Pull Requests are a reflection of your engineering culture
When engineers want to introduce a change to the system, they use pull requests to package the change and present it to the rest of the team. A pull request usually contains a title, a description, and a list of commits that aim to change the system.
They are the core communication mechanism in your team. More precise than Jira tickets, more pragmatic than any meeting, and more direct than any design document. Take a random pull request from your team, and it will tell me more about your engineering culture than any other metric.
Comparing Good and Bad pull requests
A pull request should be easy to understand. It should be reasonably short. It should be backed by clear, objective quality signals like green CI build and code quality metrics.
Bad pull requests are unclear. They don’t have clear answers to “why are we doing this?” and “why are we doing it like this?”. They are usually unreasonable in size and include multiple changes to multiple subsystems. The reader is typically unsure if the pull request is mergeable, nor does he have any metric to help answer this question.
Write clear titles
Clear titles that signal what this pull request is about to introduce. Typically, this is a combination of business needs and concrete implementation approaches.
As with other forms of writing, there is no precise formula for titles. It is one of those things that you recognize when you see it.
Let’s look at some examples:
“Change src/scheduler.go” - A good indication of poor communication patterns in the team. Usually, these are individual contributors who rarely work in a structured group.
“Update the for loop in the scheduler implementation by counting in reverse and visiting memory objects in a FIFO order” - Technically precise, but low information about the reason for this change. Usually, an indication of poor communication in the team and can be a signal of superhero culture.
“Optimization of the scheduling strategy” - Good high-level technical overview, but still low information about the reason for this change. Typically, it arises in teams disconnected from the company’s business decisions.
“Optimization of the scheduling strategy to reduce server hosting costs - Excellent! Good technical description and direct reason for this change.
Focus on the reason for change in the description
Every change to the system has two parts: the why? and the how?.
The how? should be clear from the code. Either write clean and understandable code or supplement the code with documentation that describes the implementation details.
As the code focuses on the how?, there is little reason to supplement this same information in the pull request description. The description should describe the details of why we are introducing this change.
For example, here is how a good PR description should look like.
We have noticed increased server hosting costs in the previous quarter that were not matched directly by increased demand on the system. We have noticed that the scheduling system is introducing delays by not efficiently visiting the objects. This PR addresses this concern and aims to reduce the server hosting costs by up to 5%.
Notice that it focuses on the reason and not the implementation.
Supplement PRs with results and visual proof
Pull Request reviewers will typically question your approach to solving the problem or might be unsure of the results.
Provide results or visual proof when submitting pull requests. In our previous scheduling example, provide metric data that supports your argument. In visually centered systems, like updates in the UI, provide screenshots or videos of the new design.
Keep the Pull Requests short and to the point
I have a rule of thumb in my team. Pull requests should be short in length (typically around ~300loc), short in age (0-3 days to write), and focused on one change.
Typically, a pull request starts by updating tests, followed by several commits that attempt to implement the new system specification.

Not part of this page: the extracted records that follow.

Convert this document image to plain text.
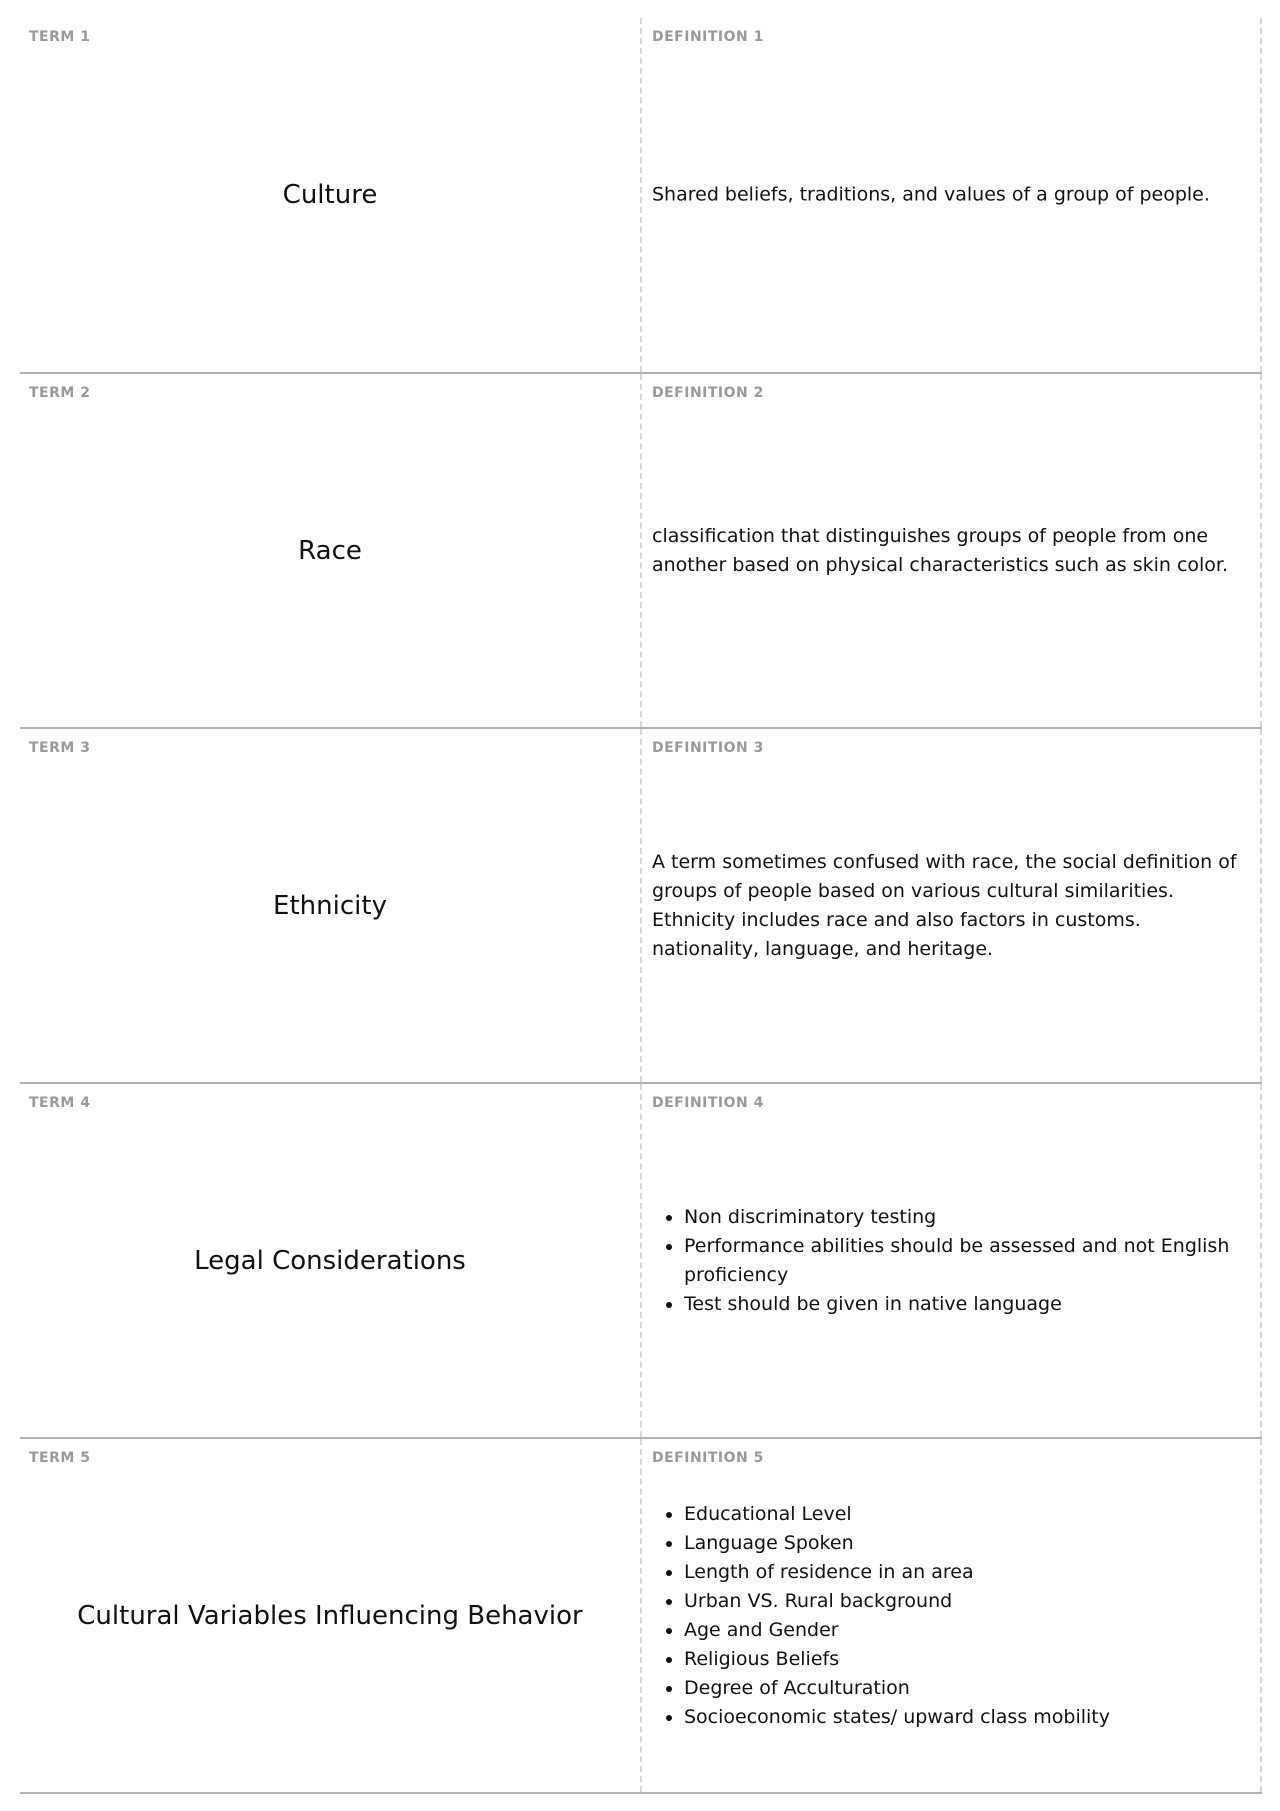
TERM 1
Culture
DEFINITION 1
Shared beliefs, traditions, and values of a group of people.
TERM 2
Race
DEFINITION 2
classification that distinguishes groups of people from one another based on physical characteristics such as skin color.
TERM 3
Ethnicity
DEFINITION 3
A term sometimes confused with race, the social definition of groups of people based on various cultural similarities. Ethnicity includes race and also factors in customs. nationality, language, and heritage.
TERM 4
Legal Considerations
DEFINITION 4
• Non discriminatory testing
• Performance abilities should be assessed and not English proficiency
• Test should be given in native language
TERM 5
Cultural Variables Influencing Behavior
DEFINITION 5
• Educational Level
• Language Spoken
• Length of residence in an area
• Urban VS. Rural background
• Age and Gender
• Religious Beliefs
• Degree of Acculturation
• Socioeconomic states/ upward class mobility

Long pull requests are typically a signal of either young engineers who are still learning the value of short and safe iterative changes or overly eager changes to the system that is impossible to review and approve.
The actual number of line changes depends on multiple factors. The previously mentioned ~300loc fits my team and our design. Some languages are less expressive, and some changes require more work and cannot be broken down.
Breaking these guidelines once in a while is not a problem. The problem arises when suboptimal patterns take over and degrade your engineering culture.
Keep the coding style uniform and objective
Young engineering teams tend to put a lot of emphasis on how the code looks and how it is formatted. Older teams usually have a shared understanding of what good code looks like and spend less time discussing it.
Keeping the code clean has clear benefits. But discussing this in every pull request degrades the quality of discussion and exhausts the energy that remains for vital topics.
Use a linter, codify your rules, and make it part of the CI process. There should be no reason to check the code style in every pull request manually.
Don’t review pull requests before CI
The CI should be your first reviewer. There is no reason to involve other humans before you get a green build from your CI system.
Teams that lack fast CI, or even worse, lack CI entirely, tend to lose a lot of time repeating and manually validating the same problem areas over and over.
An engineering culture that lacks automated Pull Request reviews is an insane amount of energy and money on entirely automatable problems.
Tips for engineering leadership
It is understandably hard to step out from thinking about long-term strategy and zoom in on a single pull request. However, by missing to do this occasionally (once a quartal, for example), you are missing out on valuable insights about your engineering culture that are hard to reproduce in any other way.
After all, it has been repeatably shown that your organization’s operational performance directly impacts its overall performance.
My advice is to go to your main project, take a random pull request, and get a direct first-hand experience of the bottlenecks your team is dealing with.